Electrocatalytic properties of transition metals toward reductive dechlorination of polychloroethanes

Chlorinated volatile organic compounds (VOCs) such as polychloromethanes and polychloroethanes (PCEs) are among the most ubiquitous pollutants in the environment. Reductive electrochemical dechlorination at catalytic cathodes is one of most promising methods of abatement of these pollutants.

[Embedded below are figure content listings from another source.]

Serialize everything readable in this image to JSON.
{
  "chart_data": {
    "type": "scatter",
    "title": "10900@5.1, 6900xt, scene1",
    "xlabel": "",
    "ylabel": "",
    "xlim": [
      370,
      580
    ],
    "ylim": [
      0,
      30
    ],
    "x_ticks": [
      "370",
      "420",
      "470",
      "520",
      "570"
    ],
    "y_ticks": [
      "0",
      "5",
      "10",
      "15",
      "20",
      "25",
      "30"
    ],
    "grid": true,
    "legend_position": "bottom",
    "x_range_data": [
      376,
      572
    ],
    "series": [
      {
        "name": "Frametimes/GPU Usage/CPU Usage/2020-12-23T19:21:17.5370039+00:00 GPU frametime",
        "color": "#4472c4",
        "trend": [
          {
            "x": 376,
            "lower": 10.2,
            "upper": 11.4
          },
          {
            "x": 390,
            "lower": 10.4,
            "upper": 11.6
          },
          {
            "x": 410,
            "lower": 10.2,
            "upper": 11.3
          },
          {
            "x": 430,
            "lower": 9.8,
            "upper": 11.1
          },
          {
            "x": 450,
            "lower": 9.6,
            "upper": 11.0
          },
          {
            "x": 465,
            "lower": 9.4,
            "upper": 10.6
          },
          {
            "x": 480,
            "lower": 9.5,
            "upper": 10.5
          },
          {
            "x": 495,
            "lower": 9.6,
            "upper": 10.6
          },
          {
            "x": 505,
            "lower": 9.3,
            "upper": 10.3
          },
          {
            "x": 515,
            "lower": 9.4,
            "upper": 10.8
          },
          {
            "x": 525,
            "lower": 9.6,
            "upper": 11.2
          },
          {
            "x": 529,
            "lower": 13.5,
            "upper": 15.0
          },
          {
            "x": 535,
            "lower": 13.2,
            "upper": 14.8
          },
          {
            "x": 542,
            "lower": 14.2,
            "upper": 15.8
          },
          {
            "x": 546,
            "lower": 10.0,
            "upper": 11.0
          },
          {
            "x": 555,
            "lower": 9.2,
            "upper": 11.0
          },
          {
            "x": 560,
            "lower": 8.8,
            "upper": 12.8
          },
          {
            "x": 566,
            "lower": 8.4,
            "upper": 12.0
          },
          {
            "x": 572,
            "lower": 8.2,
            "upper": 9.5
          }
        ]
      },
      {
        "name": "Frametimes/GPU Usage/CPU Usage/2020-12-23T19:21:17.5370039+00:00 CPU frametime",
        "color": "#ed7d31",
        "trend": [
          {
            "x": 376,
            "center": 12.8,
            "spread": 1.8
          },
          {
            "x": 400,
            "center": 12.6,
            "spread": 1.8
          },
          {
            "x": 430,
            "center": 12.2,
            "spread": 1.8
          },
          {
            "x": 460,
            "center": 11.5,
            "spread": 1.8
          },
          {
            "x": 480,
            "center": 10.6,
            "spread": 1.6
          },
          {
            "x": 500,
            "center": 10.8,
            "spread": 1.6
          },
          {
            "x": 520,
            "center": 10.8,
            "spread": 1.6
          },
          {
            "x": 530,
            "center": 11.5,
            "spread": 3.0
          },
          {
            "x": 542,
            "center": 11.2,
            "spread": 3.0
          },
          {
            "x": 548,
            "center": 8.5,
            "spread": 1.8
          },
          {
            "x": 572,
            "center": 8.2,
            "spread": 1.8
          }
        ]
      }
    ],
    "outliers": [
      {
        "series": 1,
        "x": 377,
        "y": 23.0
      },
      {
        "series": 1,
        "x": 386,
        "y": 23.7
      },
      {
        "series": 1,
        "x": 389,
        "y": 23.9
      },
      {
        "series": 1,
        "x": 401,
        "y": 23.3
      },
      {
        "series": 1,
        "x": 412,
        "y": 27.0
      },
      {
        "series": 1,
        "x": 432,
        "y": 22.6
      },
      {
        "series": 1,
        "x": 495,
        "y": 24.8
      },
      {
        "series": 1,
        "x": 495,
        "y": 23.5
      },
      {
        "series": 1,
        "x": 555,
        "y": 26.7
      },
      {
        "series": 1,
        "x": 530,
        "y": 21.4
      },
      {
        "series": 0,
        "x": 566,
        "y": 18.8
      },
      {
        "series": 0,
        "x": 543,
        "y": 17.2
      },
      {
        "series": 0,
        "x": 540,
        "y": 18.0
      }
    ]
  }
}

In this study, the electrochemical reduction of several PCEs has been investigated in DMF + 0.1 M (C3H7)4NBF4 at Ag, Au, Pd, Pt, Cu, Fe, Ni, Pb, Zn and glassy carbon (GC), the last used as a reference system with negligible catalytic properties. The reduction potentials of all investigated PCEs are remarkably influenced by the nature of the electrode material and the chemical structure of the compound. In any case, Ag, Cu, and Au show powerful electrocatalytic activities. Based on voltammetric investigations on all PCEs and electrolyses of 1,1,1-trichloroethane and 1,1,1,2-tetrachloroethane in different conditions, the reduction mechanism is shown to be strongly dependent on the nature of the PCE. Geminal PCEs undergo a sequential hydrodechlorination mechanism in which one chlorine atom is lost in each reduction step until a completely dechlorinated ethane is obtained. In contrast, reduction of vicinal PCEs involves removal of two chlorine atoms in an overall 2e− process resulting in the formation of the corresponding (chloro)ethylene, which may be further reduced at more negative potentials.